In 1759, in the midst of the global conflict between France and England, a little village in Quebec was a small arena of the larger conflict.
The English, with the help of Stockbridge Indian scouts, attacked the Abenaki village of St. Francis, allied with the French. According to Major Robert Rogers’s account, the attack was a huge success for the English: the village was devastated and the Abenakis wiped out. Bruchac tells the Abenaki version of the story, which is, apparently, borne out by modern historians. In this story, through the eyes of Saxso, a young Abenaki boy, the village was indeed attacked by the Bostoniak, their name for the English, but the attack was not a complete success. Much of the village was destroyed, and loved ones were killed or kidnapped. But the surviving Abenakis exacted a toll on the fleeing Bostoniak, and players in the story, such as Saxso, followed the Bostoniak and rescued family members. It seems a fair-minded account.
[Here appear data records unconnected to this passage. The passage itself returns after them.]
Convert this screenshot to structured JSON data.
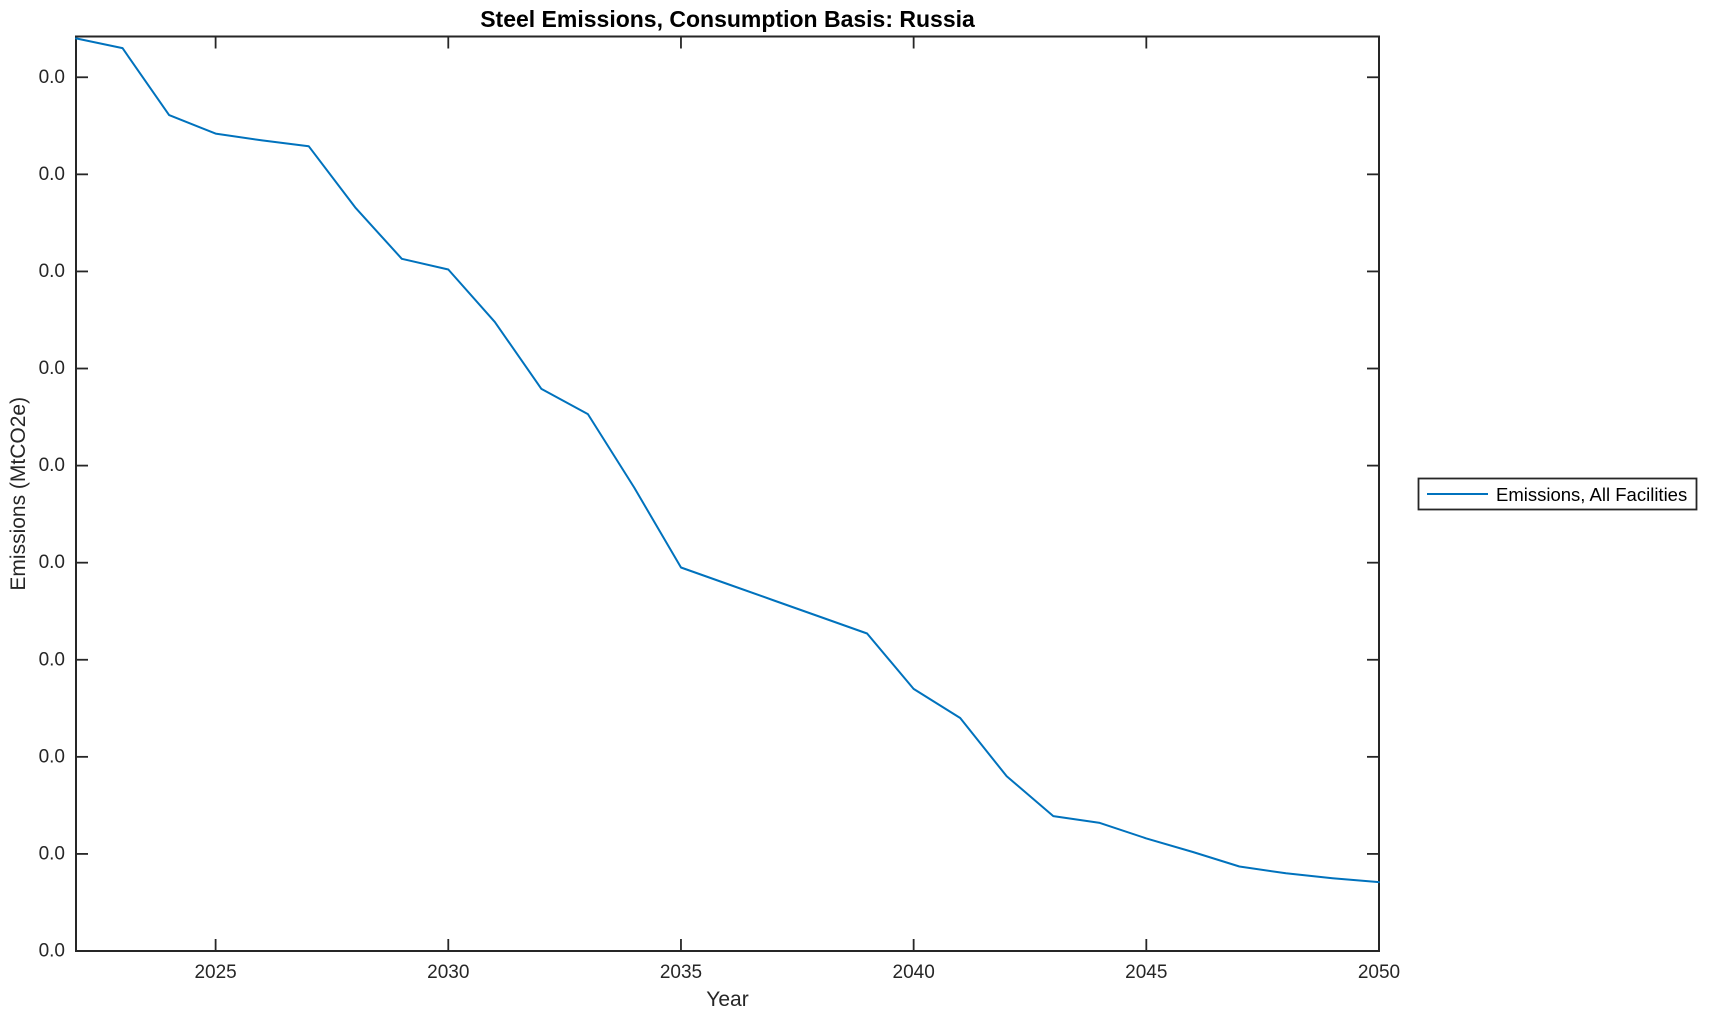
{
  "title": "Steel Emissions, Consumption Basis: Russia",
  "xlabel": "Year",
  "ylabel": "Emissions (MtCO2e)",
  "legend": {
    "label": "Emissions, All Facilities",
    "position": "outside-right-middle"
  },
  "colors": {
    "line": "#0072BD",
    "axis": "#262626",
    "text": "#000000",
    "background": "#FFFFFF"
  },
  "chart_data": {
    "type": "line",
    "title": "Steel Emissions, Consumption Basis: Russia",
    "xlabel": "Year",
    "ylabel": "Emissions (MtCO2e)",
    "grid": false,
    "box": true,
    "tick_direction": "in",
    "legend_position": "outside-right-middle",
    "xlim": [
      2022,
      2050
    ],
    "ylim": [
      0,
      9.42
    ],
    "x_ticks": [
      2025,
      2030,
      2035,
      2040,
      2045,
      2050
    ],
    "x_tick_labels": [
      "2025",
      "2030",
      "2035",
      "2040",
      "2045",
      "2050"
    ],
    "y_ticks": [
      0,
      1,
      2,
      3,
      4,
      5,
      6,
      7,
      8,
      9
    ],
    "y_tick_labels": [
      "0.0",
      "0.0",
      "0.0",
      "0.0",
      "0.0",
      "0.0",
      "0.0",
      "0.0",
      "0.0",
      "0.0"
    ],
    "y_unit_note": "values estimated in axis-tick intervals; every y tick label renders as 0.0",
    "series": [
      {
        "name": "Emissions, All Facilities",
        "color": "#0072BD",
        "x": [
          2022,
          2023,
          2024,
          2025,
          2026,
          2027,
          2028,
          2029,
          2030,
          2031,
          2032,
          2033,
          2034,
          2035,
          2036,
          2037,
          2038,
          2039,
          2040,
          2041,
          2042,
          2043,
          2044,
          2045,
          2046,
          2047,
          2048,
          2049,
          2050
        ],
        "values": [
          9.4,
          9.3,
          8.61,
          8.42,
          8.35,
          8.29,
          7.66,
          7.13,
          7.02,
          6.48,
          5.79,
          5.53,
          4.77,
          3.95,
          3.78,
          3.61,
          3.44,
          3.27,
          2.7,
          2.4,
          1.8,
          1.39,
          1.32,
          1.16,
          1.02,
          0.87,
          0.8,
          0.75,
          0.71
        ]
      }
    ]
  }
}
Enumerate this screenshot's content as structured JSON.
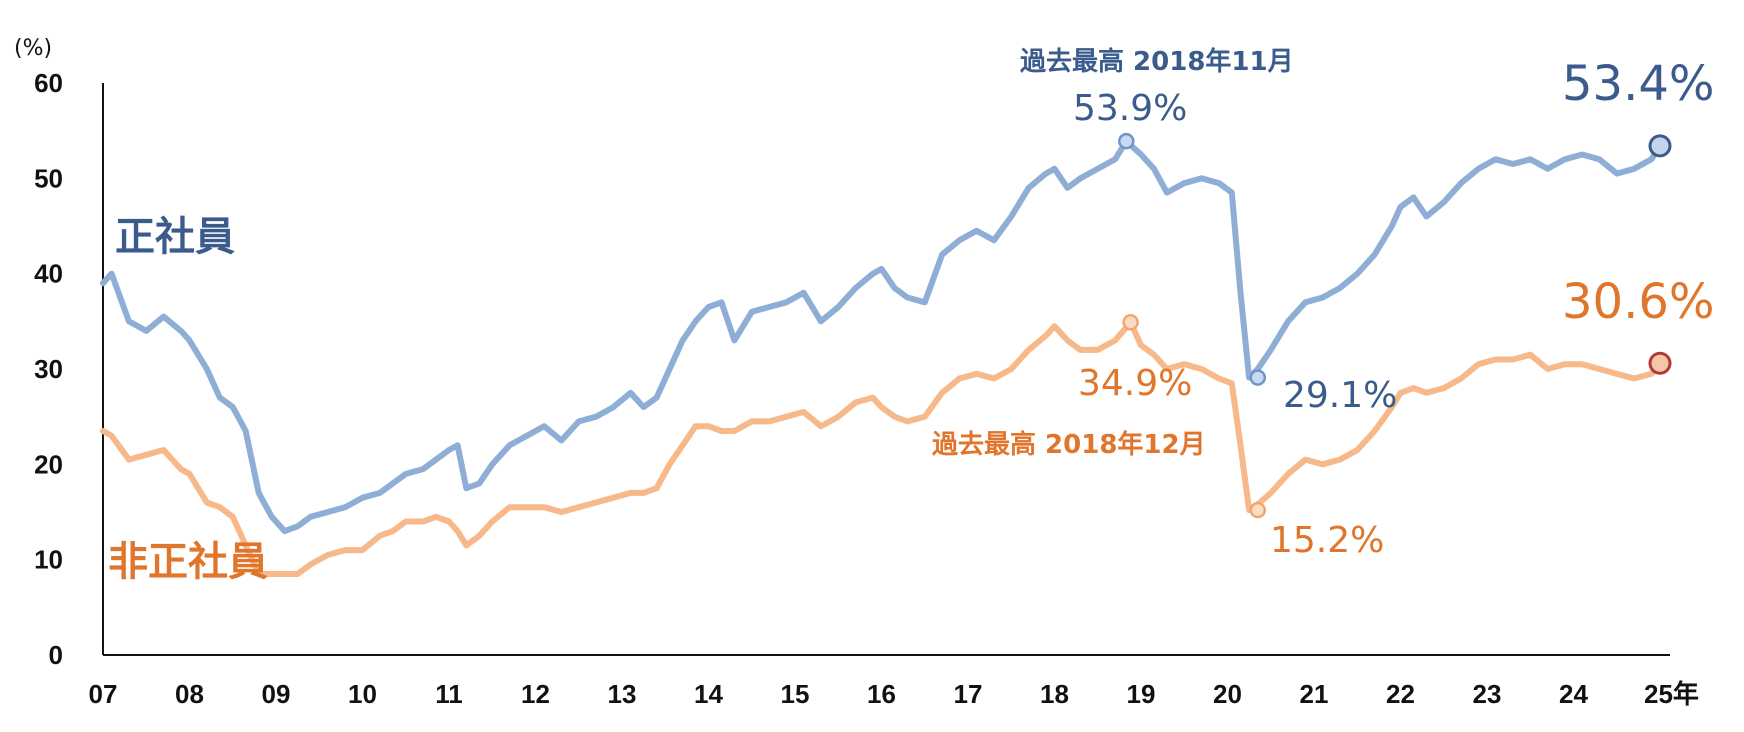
{
  "chart_data": {
    "type": "line",
    "title": "",
    "ylabel": "(%)",
    "x_suffix": "年",
    "ylim": [
      0,
      60
    ],
    "xlim": [
      2007.0,
      2025.0
    ],
    "yticks": [
      "0",
      "10",
      "20",
      "30",
      "40",
      "50",
      "60"
    ],
    "xticks": [
      "07",
      "08",
      "09",
      "10",
      "11",
      "12",
      "13",
      "14",
      "15",
      "16",
      "17",
      "18",
      "19",
      "20",
      "21",
      "22",
      "23",
      "24",
      "25"
    ],
    "colors": {
      "regular": "#8eaed6",
      "regular_text": "#3b5b8c",
      "nonregular": "#f7b98a",
      "nonregular_text": "#e0752c",
      "axis": "#111111"
    },
    "series": [
      {
        "name": "正社員",
        "x": [
          2007.0,
          2007.1,
          2007.3,
          2007.5,
          2007.7,
          2007.9,
          2008.0,
          2008.2,
          2008.35,
          2008.5,
          2008.65,
          2008.8,
          2008.95,
          2009.1,
          2009.25,
          2009.4,
          2009.6,
          2009.8,
          2010.0,
          2010.2,
          2010.35,
          2010.5,
          2010.7,
          2010.85,
          2011.0,
          2011.1,
          2011.2,
          2011.35,
          2011.5,
          2011.7,
          2011.9,
          2012.1,
          2012.3,
          2012.5,
          2012.7,
          2012.9,
          2013.1,
          2013.25,
          2013.4,
          2013.55,
          2013.7,
          2013.85,
          2014.0,
          2014.15,
          2014.3,
          2014.5,
          2014.7,
          2014.9,
          2015.1,
          2015.3,
          2015.5,
          2015.7,
          2015.9,
          2016.0,
          2016.15,
          2016.3,
          2016.5,
          2016.7,
          2016.9,
          2017.1,
          2017.3,
          2017.5,
          2017.7,
          2017.9,
          2018.0,
          2018.15,
          2018.3,
          2018.5,
          2018.7,
          2018.83,
          2019.0,
          2019.15,
          2019.3,
          2019.5,
          2019.7,
          2019.9,
          2020.05,
          2020.15,
          2020.25,
          2020.35,
          2020.5,
          2020.7,
          2020.9,
          2021.1,
          2021.3,
          2021.5,
          2021.7,
          2021.9,
          2022.0,
          2022.15,
          2022.3,
          2022.5,
          2022.7,
          2022.9,
          2023.1,
          2023.3,
          2023.5,
          2023.7,
          2023.9,
          2024.1,
          2024.3,
          2024.5,
          2024.7,
          2024.9,
          2025.0
        ],
        "values": [
          39,
          40,
          35,
          34,
          35.5,
          34,
          33,
          30,
          27,
          26,
          23.5,
          17,
          14.5,
          13,
          13.5,
          14.5,
          15,
          15.5,
          16.5,
          17,
          18,
          19,
          19.5,
          20.5,
          21.5,
          22,
          17.5,
          18,
          20,
          22,
          23,
          24,
          22.5,
          24.5,
          25,
          26,
          27.5,
          26,
          27,
          30,
          33,
          35,
          36.5,
          37,
          33,
          36,
          36.5,
          37,
          38,
          35,
          36.5,
          38.5,
          40,
          40.5,
          38.5,
          37.5,
          37,
          42,
          43.5,
          44.5,
          43.5,
          46,
          49,
          50.5,
          51,
          49,
          50,
          51,
          52,
          53.9,
          52.5,
          51,
          48.5,
          49.5,
          50,
          49.5,
          48.5,
          38,
          29.1,
          30,
          32,
          35,
          37,
          37.5,
          38.5,
          40,
          42,
          45,
          47,
          48,
          46,
          47.5,
          49.5,
          51,
          52,
          51.5,
          52,
          51,
          52,
          52.5,
          52,
          50.5,
          51,
          52,
          53.4
        ],
        "annotations": [
          {
            "label": "過去最高 2018年11月",
            "value_label": "53.9%",
            "x": 2018.83,
            "y": 53.9
          },
          {
            "label": "",
            "value_label": "29.1%",
            "x": 2020.35,
            "y": 29.1
          },
          {
            "label": "",
            "value_label": "53.4%",
            "x": 2025.0,
            "y": 53.4
          }
        ]
      },
      {
        "name": "非正社員",
        "x": [
          2007.0,
          2007.1,
          2007.3,
          2007.5,
          2007.7,
          2007.9,
          2008.0,
          2008.2,
          2008.35,
          2008.5,
          2008.65,
          2008.8,
          2008.95,
          2009.1,
          2009.25,
          2009.4,
          2009.6,
          2009.8,
          2010.0,
          2010.2,
          2010.35,
          2010.5,
          2010.7,
          2010.85,
          2011.0,
          2011.1,
          2011.2,
          2011.35,
          2011.5,
          2011.7,
          2011.9,
          2012.1,
          2012.3,
          2012.5,
          2012.7,
          2012.9,
          2013.1,
          2013.25,
          2013.4,
          2013.55,
          2013.7,
          2013.85,
          2014.0,
          2014.15,
          2014.3,
          2014.5,
          2014.7,
          2014.9,
          2015.1,
          2015.3,
          2015.5,
          2015.7,
          2015.9,
          2016.0,
          2016.15,
          2016.3,
          2016.5,
          2016.7,
          2016.9,
          2017.1,
          2017.3,
          2017.5,
          2017.7,
          2017.9,
          2018.0,
          2018.15,
          2018.3,
          2018.5,
          2018.7,
          2018.88,
          2019.0,
          2019.15,
          2019.3,
          2019.5,
          2019.7,
          2019.9,
          2020.05,
          2020.15,
          2020.25,
          2020.35,
          2020.5,
          2020.7,
          2020.9,
          2021.1,
          2021.3,
          2021.5,
          2021.7,
          2021.9,
          2022.0,
          2022.15,
          2022.3,
          2022.5,
          2022.7,
          2022.9,
          2023.1,
          2023.3,
          2023.5,
          2023.7,
          2023.9,
          2024.1,
          2024.3,
          2024.5,
          2024.7,
          2024.9,
          2025.0
        ],
        "values": [
          23.5,
          23,
          20.5,
          21,
          21.5,
          19.5,
          19,
          16,
          15.5,
          14.5,
          11.5,
          8.5,
          8.5,
          8.5,
          8.5,
          9.5,
          10.5,
          11,
          11,
          12.5,
          13,
          14,
          14,
          14.5,
          14,
          13,
          11.5,
          12.5,
          14,
          15.5,
          15.5,
          15.5,
          15,
          15.5,
          16,
          16.5,
          17,
          17,
          17.5,
          20,
          22,
          24,
          24,
          23.5,
          23.5,
          24.5,
          24.5,
          25,
          25.5,
          24,
          25,
          26.5,
          27,
          26,
          25,
          24.5,
          25,
          27.5,
          29,
          29.5,
          29,
          30,
          32,
          33.5,
          34.5,
          33,
          32,
          32,
          33,
          34.9,
          32.5,
          31.5,
          30,
          30.5,
          30,
          29,
          28.5,
          22,
          15.2,
          15.8,
          17,
          19,
          20.5,
          20,
          20.5,
          21.5,
          23.5,
          26,
          27.5,
          28,
          27.5,
          28,
          29,
          30.5,
          31,
          31,
          31.5,
          30,
          30.5,
          30.5,
          30,
          29.5,
          29,
          29.5,
          30.6
        ],
        "annotations": [
          {
            "label": "過去最高 2018年12月",
            "value_label": "34.9%",
            "x": 2018.88,
            "y": 34.9
          },
          {
            "label": "",
            "value_label": "15.2%",
            "x": 2020.35,
            "y": 15.2
          },
          {
            "label": "",
            "value_label": "30.6%",
            "x": 2025.0,
            "y": 30.6
          }
        ]
      }
    ]
  }
}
Saxso acknowledges the help he had along the way, from the teachings of parents and his uncle, his great-grandfather, a Stockbridge warrior who admired Saxso’s courage, and—near the end of the journey south toward Crown Point on Lake Champlain—the kindness of two white people who helped heal his wounds. Bruchac’s passion is for retelling the “untold or misrepresented events of history,” and this is one of his best-written novels. He keeps the focus small—one boy’s story in this one incident—and, through it, weaves in much related history for context. The author succeeds in making the point of the story universal: the importance of not becoming consumed with hating an enemy who has winter in his heart, but “how necessary it is to always keep the summer in our hearts.”
An important addition to American history fiction collections.